Excerpt:
‘Once you see what I have seen, you just cannot shake
it from your mind’s eye.’ So says , an American artist,
speaking from his adopted home city of Melbourne, Australia,
where he has lived since 1994. ‘When I am doing my artwork,
images emerge like a vision in front of me. I do not
feel like they come from me, the artist, but through
me.’ Michaels’ drawings take viewers on a journey into
an uncanny region that rarely promises any comfort and
yet is somehow irresistible. The terrain is the ever-mutable,
treacherous solidity of the dreamscape.
Michaels is no spiritualist, but his Christian faith
ensures a belief that people have access to much more
than the limits of their own physical perception. He
regards his art as revelatory and message-laden. Yet
there is nothing of the preacher here. In works like
It Comes! viewers are left to intuit meaning through
the image, without the aid of the texts that characterise
the work of other apocalyptic artists.
Born in Virginia in 1969, his earliest years were nomadic
owing to the demands of his father’s job. In the mid-1970s
the family settled in the San Francisco Bay Area. At
the age of eight, Michaels experienced his first epiphany,
in the form of a visitation from his dead cousin Annie.
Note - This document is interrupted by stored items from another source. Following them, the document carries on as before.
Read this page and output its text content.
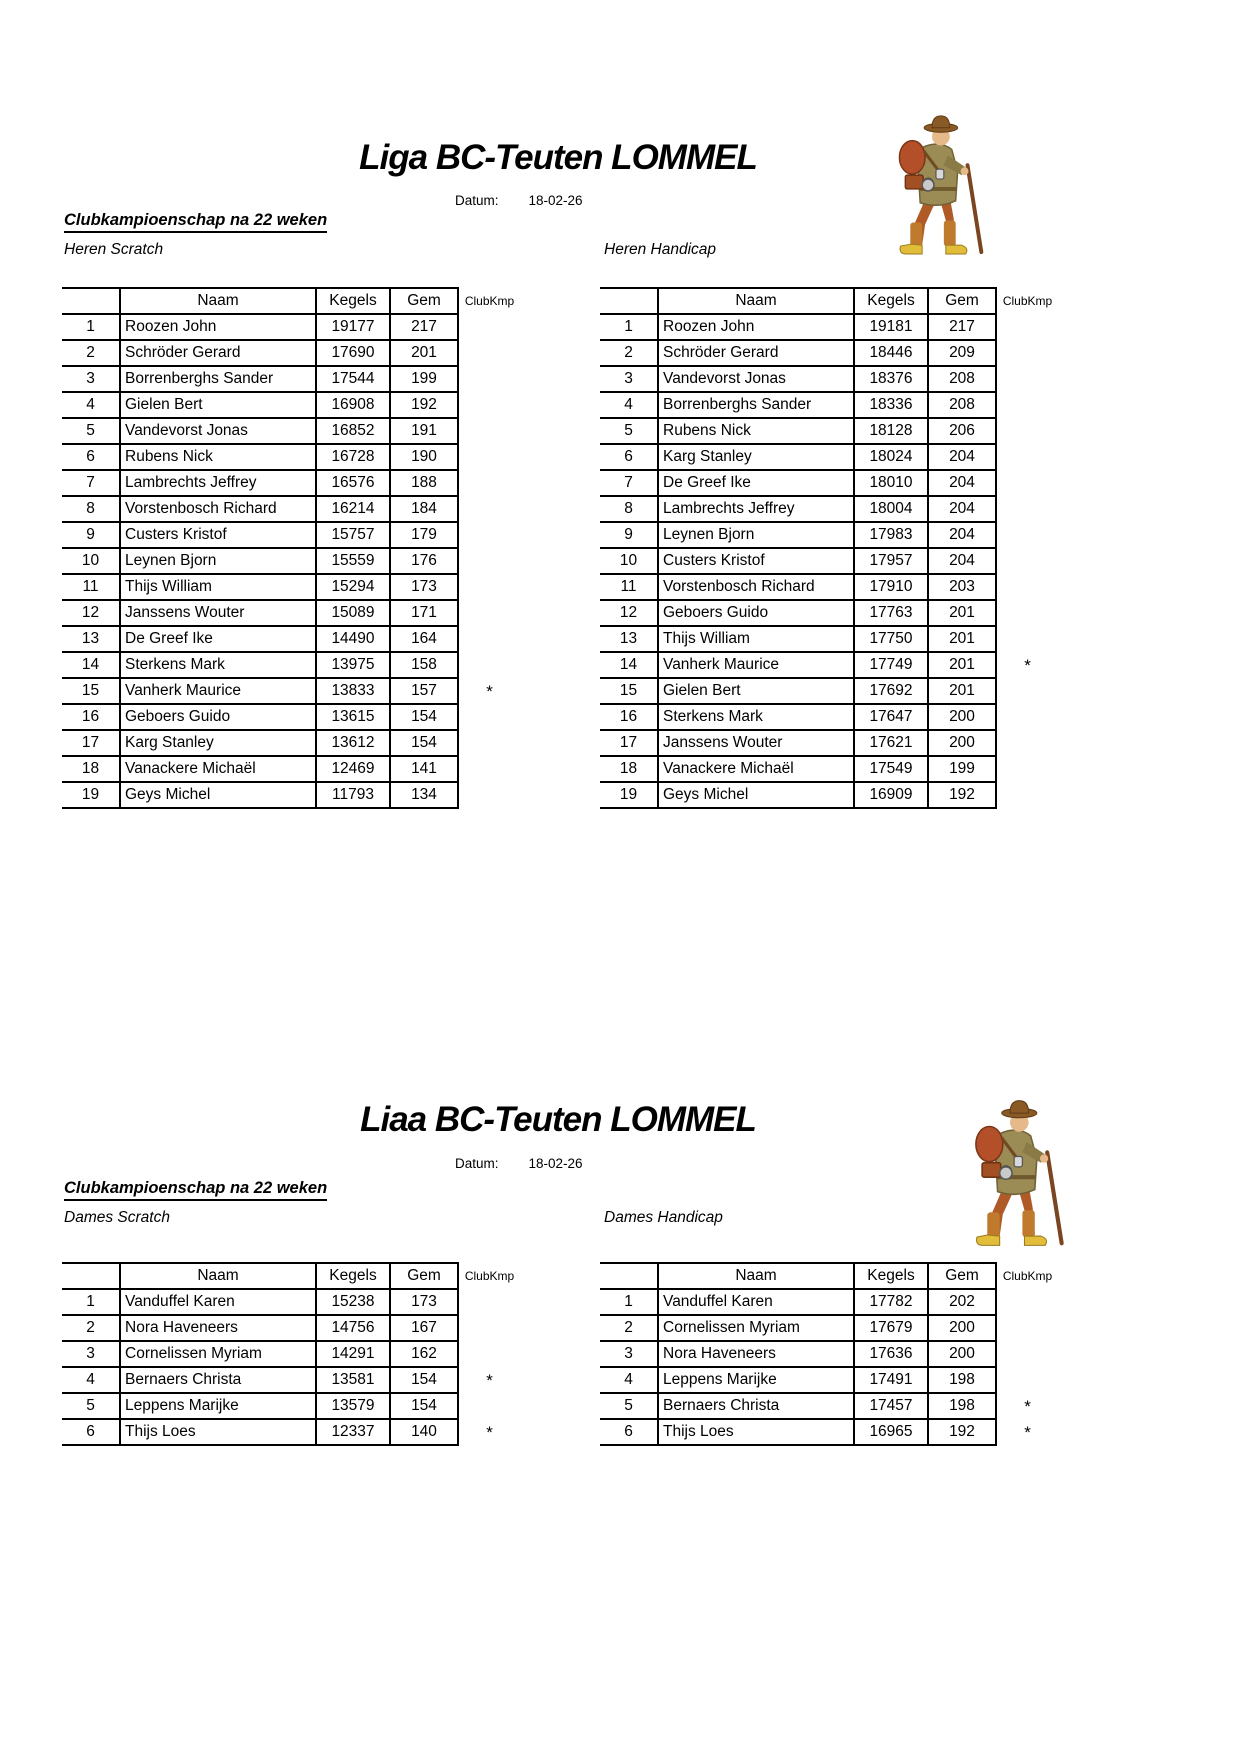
Liga BC-Teuten LOMMEL
Datum: 18-02-26
Clubkampioenschap na 22 weken
Heren Scratch	Heren Handicap
	Naam	Kegels	Gem	ClubKmp
1	Roozen John	19177	217	
2	Schröder Gerard	17690	201	
3	Borrenberghs Sander	17544	199	
4	Gielen Bert	16908	192	
5	Vandevorst Jonas	16852	191	
6	Rubens Nick	16728	190	
7	Lambrechts Jeffrey	16576	188	
8	Vorstenbosch Richard	16214	184	
9	Custers Kristof	15757	179	
10	Leynen Bjorn	15559	176	
11	Thijs William	15294	173	
12	Janssens Wouter	15089	171	
13	De Greef Ike	14490	164	
14	Sterkens Mark	13975	158	
15	Vanherk Maurice	13833	157	*
16	Geboers Guido	13615	154	
17	Karg Stanley	13612	154	
18	Vanackere Michaël	12469	141	
19	Geys Michel	11793	134	
	Naam	Kegels	Gem	ClubKmp
1	Roozen John	19181	217	
2	Schröder Gerard	18446	209	
3	Vandevorst Jonas	18376	208	
4	Borrenberghs Sander	18336	208	
5	Rubens Nick	18128	206	
6	Karg Stanley	18024	204	
7	De Greef Ike	18010	204	
8	Lambrechts Jeffrey	18004	204	
9	Leynen Bjorn	17983	204	
10	Custers Kristof	17957	204	
11	Vorstenbosch Richard	17910	203	
12	Geboers Guido	17763	201	
13	Thijs William	17750	201	
14	Vanherk Maurice	17749	201	*
15	Gielen Bert	17692	201	
16	Sterkens Mark	17647	200	
17	Janssens Wouter	17621	200	
18	Vanackere Michaël	17549	199	
19	Geys Michel	16909	192	
Liaa BC-Teuten LOMMEL
Datum: 18-02-26
Clubkampioenschap na 22 weken
Dames Scratch	Dames Handicap
	Naam	Kegels	Gem	ClubKmp
1	Vanduffel Karen	15238	173	
2	Nora Haveneers	14756	167	
3	Cornelissen Myriam	14291	162	
4	Bernaers Christa	13581	154	*
5	Leppens Marijke	13579	154	
6	Thijs Loes	12337	140	*
	Naam	Kegels	Gem	ClubKmp
1	Vanduffel Karen	17782	202	
2	Cornelissen Myriam	17679	200	
3	Nora Haveneers	17636	200	
4	Leppens Marijke	17491	198	
5	Bernaers Christa	17457	198	*
6	Thijs Loes	16965	192	*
While playing outside his grandparents’ house, he sensed
a presence behind him and in his body. Annie’s voice
(at the time he believed she was alive) spoke softly
to him, saying she would love him and be with him throughout
his life. He ran to the house, where his grandmother
was on the phone receiving news of Annie’s passing.
‘Most of my childhood was wonderful, especially with
precognitive abilities and connecting with "the other
side",’ he explains. ‘I was very comfortable with it
and loved spending that time alone to indulge my spiritual
side. Yes, I saw some terrible things, but overall it
was mostly good.’ Since that time Michaels has experienced
various levels of openness to visionary experience,
although he believes that in general children ‘experience
déjà vu and other phenomena more regularly than adults’,
who are somewhat ‘dulled to their world’.